Tatiana, que repite que “a este mundo no se viene a sufrir”, estaba segura de que esa no sería su historia. Tiene clara la inminencia de la muerte y sabe que no podrá cumplir, como imaginaba, el sueño de escribir sus memorias cuando llegara a los 60 años. “Estaré viva el tiempo que tenga que estar, pero sin que se convierta en una tortura”, dice.
Hoy reconoce que hay momentos en los que no deja de preguntarse por los tratamientos que existen para su enfermedad. “Pero, ¿qué tanto los quiero?, ¿por cuánto tiempo?, ¿para qué quiero ese tiempo?

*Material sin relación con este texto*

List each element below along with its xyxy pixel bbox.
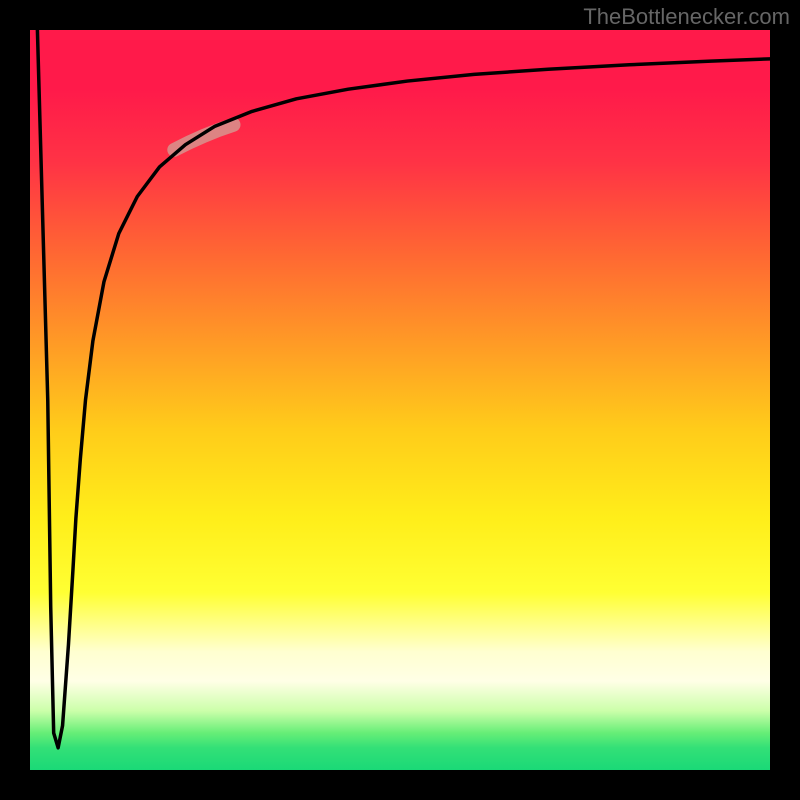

Hay un mantra en salud, que es extender la vida a toda costa, pero pienso que vale la pena detenerse en algún punto y decir: ¿por qué extender, si uno no sabe qué va a hacer con ese tiempo extra?”.Hoy dice que no le hace falta extender su vida. No siente deudas.
“Lo que viví fue lo más pleno posible. Corto, pero sustancioso. Extender por extender no es lo que quiero hacer”, asegura la profe Tatiana. Bien lo dijo alguna vez el poeta Eugenio Montejo: “Solo trajimos el tiempo de estar vivos”.